單詞接龍 II
思路①:
(圖示別人的 )
單純用DFS求路徑也是可行的,但是冗餘搜索太多。
其中一條造成冗餘的原因:每當一個節點向它同一層的節點向前搜索時,那麼它下面走的所有的路徑都不可能是我們要求的最短路徑。
基於這個想法,我的優化想法也很簡單,就是在BFS時記錄下每一層的節點,然後DFS時只去某個節點的下一層去建立搜索關係,這樣就避免了走彎路。
時間一般。
class Solution {
public:
unordered_set<string> wordSet;
unordered_set<string> vis;
unordered_map<int,unordered_set<string>> nodesInLayer;
vector<vector<string>> ans;
int layer = 1;
vector<vector<string>> findLadders(string beginWord, string endWord, vector<string>& wordList) {
for(string s:wordList){
wordSet.insert(s);
}
if(!wordSet.count(endWord)){
return ans;
}
bfs(beginWord,endWord);
// cout<<layer<<endl;
nodesInLayer[layer].insert(endWord);
vector<string> list;
dfs(beginWord,endWord,list,0);
return ans;
}
void dfs(string beginWord,string &endWord,vector<string> &list,int depth){
list.push_back(beginWord);
if(beginWord==endWord){
ans.push_back(list);
return;
}
for(int i=0;i<beginWord.size();i++) {
char origin = beginWord[i];
for(char c='a';c<='z';c++){
if(c==origin){
continue;
}
beginWord[i] = c;
if(nodesInLayer[depth+1].count(beginWord)){
// cout<<"--"<<beginWord<<endl;
dfs(beginWord,endWord,list,depth+1);
list.pop_back();
}
beginWord[i] = origin;
}
}
}
void bfs(string beginWord,string endWord){
queue<string> q;
q.push(beginWord);
vis.insert(beginWord);
while(!q.empty()){
int size = q.size();
while(size--){
string x = q.front();
q.pop();
for(int i=0;i<x.size();i++){
char origin = x[i];
for(char c='a';c<='z';c++){
if(c==origin){
continue;
}
x[i] = c;
if(wordSet.count(x) && !vis.count(x)){
if(x==endWord){
return;
}
q.push(x);
vis.insert(x);
nodesInLayer[layer].insert(x);
// cout<<layer<<"--"<<x<<endl;
}
x[i] = origin;
}
}
}
layer++;
}
}
};
思路②:
這是一位網友的思路。
在BFS時,用unordered_map<string,unordered_set<string>> nextMap
去記錄下某個節點的所有後繼節點。
不過這個處理方法在寫BFS時有個坑點:
如下圖的實例2,只能在搜索完一整層的節點之後,才能將由這一層拓展出來的節點標記,否則就會缺少必要的連接。

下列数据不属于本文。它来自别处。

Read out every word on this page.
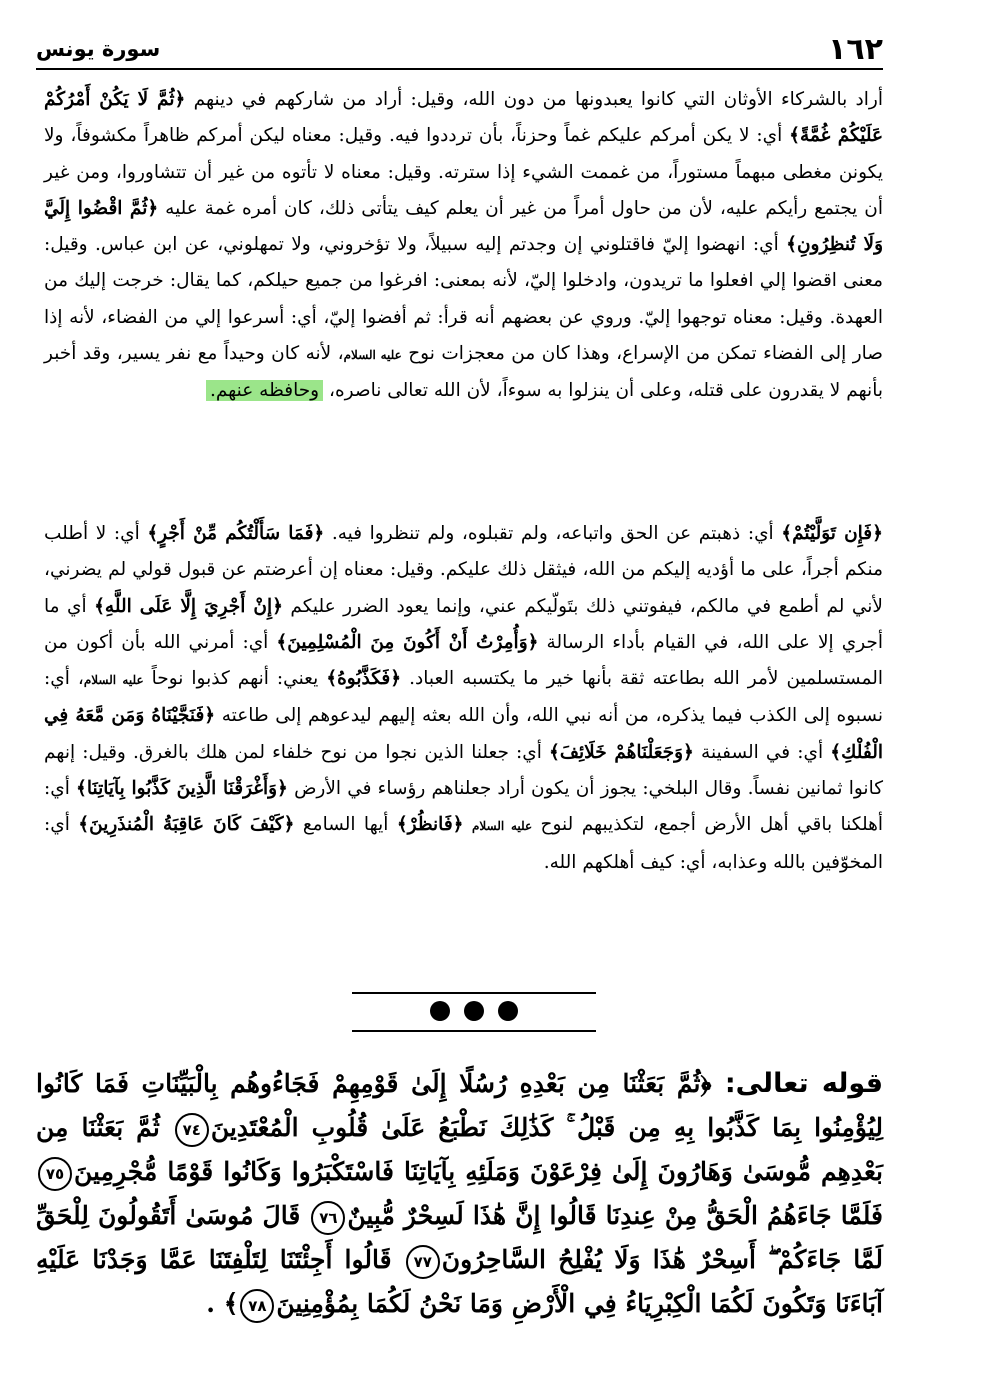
١٦٢
سورة يونس

أراد بالشركاء الأوثان التي كانوا يعبدونها من دون الله، وقيل: أراد من شاركهم في دينهم ﴿ثُمَّ لَا يَكُنْ أَمْرُكُمْ عَلَيْكُمْ غُمَّةً﴾ أي: لا يكن أمركم عليكم غماً وحزناً، بأن ترددوا فيه. وقيل: معناه ليكن أمركم ظاهراً مكشوفاً، ولا يكونن مغطى مبهماً مستوراً، من غممت الشيء إذا سترته. وقيل: معناه لا تأتوه من غير أن تتشاوروا، ومن غير أن يجتمع رأيكم عليه، لأن من حاول أمراً من غير أن يعلم كيف يتأتى ذلك، كان أمره غمة عليه ﴿ثُمَّ اقْضُوا إِلَيَّ وَلَا تُنظِرُونِ﴾ أي: انهضوا إليّ فاقتلوني إن وجدتم إليه سبيلاً، ولا تؤخروني، ولا تمهلوني، عن ابن عباس. وقيل: معنى اقضوا إلي افعلوا ما تريدون، وادخلوا إليّ، لأنه بمعنى: افرغوا من جميع حيلكم، كما يقال: خرجت إليك من العهدة. وقيل: معناه توجهوا إليّ. وروي عن بعضهم أنه قرأ: ثم أفضوا إليّ، أي: أسرعوا إلي من الفضاء، لأنه إذا صار إلى الفضاء تمكن من الإسراع، وهذا كان من معجزات نوح عليه السلام، لأنه كان وحيداً مع نفر يسير، وقد أخبر بأنهم لا يقدرون على قتله، وعلى أن ينزلوا به سوءاً، لأن الله تعالى ناصره، وحافظه عنهم.

﴿فَإِن تَوَلَّيْتُمْ﴾ أي: ذهبتم عن الحق واتباعه، ولم تقبلوه، ولم تنظروا فيه. ﴿فَمَا سَأَلْتُكُم مِّنْ أَجْرٍ﴾ أي: لا أطلب منكم أجراً، على ما أؤديه إليكم من الله، فيثقل ذلك عليكم. وقيل: معناه إن أعرضتم عن قبول قولي لم يضرني، لأني لم أطمع في مالكم، فيفوتني ذلك بتَولّيكم عني، وإنما يعود الضرر عليكم ﴿إِنْ أَجْرِيَ إِلَّا عَلَى اللَّهِ﴾ أي ما أجري إلا على الله، في القيام بأداء الرسالة ﴿وَأُمِرْتُ أَنْ أَكُونَ مِنَ الْمُسْلِمِينَ﴾ أي: أمرني الله بأن أكون من المستسلمين لأمر الله بطاعته ثقة بأنها خير ما يكتسبه العباد. ﴿فَكَذَّبُوهُ﴾ يعني: أنهم كذبوا نوحاً عليه السلام، أي: نسبوه إلى الكذب فيما يذكره، من أنه نبي الله، وأن الله بعثه إليهم ليدعوهم إلى طاعته ﴿فَنَجَّيْنَاهُ وَمَن مَّعَهُ فِي الْفُلْكِ﴾ أي: في السفينة ﴿وَجَعَلْنَاهُمْ خَلَائِفَ﴾ أي: جعلنا الذين نجوا من نوح خلفاء لمن هلك بالغرق. وقيل: إنهم كانوا ثمانين نفساً. وقال البلخي: يجوز أن يكون أراد جعلناهم رؤساء في الأرض ﴿وَأَغْرَقْنَا الَّذِينَ كَذَّبُوا بِآيَاتِنَا﴾ أي: أهلكنا باقي أهل الأرض أجمع، لتكذيبهم لنوح عليه السلام ﴿فَانظُرْ﴾ أيها السامع ﴿كَيْفَ كَانَ عَاقِبَةُ الْمُنذَرِينَ﴾ أي: المخوّفين بالله وعذابه، أي: كيف أهلكهم الله.

قوله تعالى: ﴿ثُمَّ بَعَثْنَا مِن بَعْدِهِ رُسُلًا إِلَىٰ قَوْمِهِمْ فَجَاءُوهُم بِالْبَيِّنَاتِ فَمَا كَانُوا لِيُؤْمِنُوا بِمَا كَذَّبُوا بِهِ مِن قَبْلُ ۚ كَذَٰلِكَ نَطْبَعُ عَلَىٰ قُلُوبِ الْمُعْتَدِينَ٧٤ ثُمَّ بَعَثْنَا مِن بَعْدِهِم مُّوسَىٰ وَهَارُونَ إِلَىٰ فِرْعَوْنَ وَمَلَئِهِ بِآيَاتِنَا فَاسْتَكْبَرُوا وَكَانُوا قَوْمًا مُّجْرِمِينَ٧٥ فَلَمَّا جَاءَهُمُ الْحَقُّ مِنْ عِندِنَا قَالُوا إِنَّ هَٰذَا لَسِحْرٌ مُّبِينٌ٧٦ قَالَ مُوسَىٰ أَتَقُولُونَ لِلْحَقِّ لَمَّا جَاءَكُمْ ۖ أَسِحْرٌ هَٰذَا وَلَا يُفْلِحُ السَّاحِرُونَ٧٧ قَالُوا أَجِئْتَنَا لِتَلْفِتَنَا عَمَّا وَجَدْنَا عَلَيْهِ آبَاءَنَا وَتَكُونَ لَكُمَا الْكِبْرِيَاءُ فِي الْأَرْضِ وَمَا نَحْنُ لَكُمَا بِمُؤْمِنِينَ٧٨﴾ .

一個這個unordered_map<string,unordered_set<string>> nextMap
構建好,DFS求路徑反而倒簡單多了。
class Solution {
public:
unordered_set<string> wordSet;
unordered_set<string> vis;
unordered_map<string,unordered_set<string>> nextMap;
int lenOfSequence = 0;
vector<vector<string>> ans;
vector<vector<string>> findLadders(string beginWord, string endWord, vector<string>& wordList) {
bfs(beginWord,endWord,wordList);
vector<string> list;
dfs(beginWord,endWord,list);
return ans;
}
void dfs(const string &x,string &endWord,vector<string> &list){
list.push_back(x);
if(x==endWord){
ans.push_back(list);
return;
}
unordered_set<string> &set = nextMap[x];
for(unordered_set<string>::iterator it = set.begin();it!=set.end();it++){
dfs(*it,endWord,list);
list.pop_back();
}
}
void bfs(string beginWord, string endWord, vector<string>& wordList) {
for(string&s:wordList){
wordSet.insert(s);
}
if(!wordSet.count(endWord)){
return ;
}
queue<string> q;
q.push(beginWord);
vis.insert(beginWord);
int step = 1;
while(!q.empty()){
int size = q.size();
vector<string> temp;
while(size--){
string a = q.front();
string origin_a = a;
q.pop();
//時間複雜度 26*wordLen
for(int i=0;i<a.size();i++){
char origin = a[i];
for(char c = 'a';c<='z';c++){
if(c==origin){
continue;
}
a[i] = c;
if(wordSet.count(a) && !vis.count(a)){
if(a==endWord){
if(lenOfSequence==0){
lenOfSequence = step+1;
}else if(lenOfSequence<step+1){
continue;
}
}
if(a!=endWord)
{
q.push(a);
temp.push_back(a);
}
nextMap[origin_a].insert(a);
}
a[i] =origin;
}
}
}
step++;
for(string& s:temp){
vis.insert(s);
}
}
}
};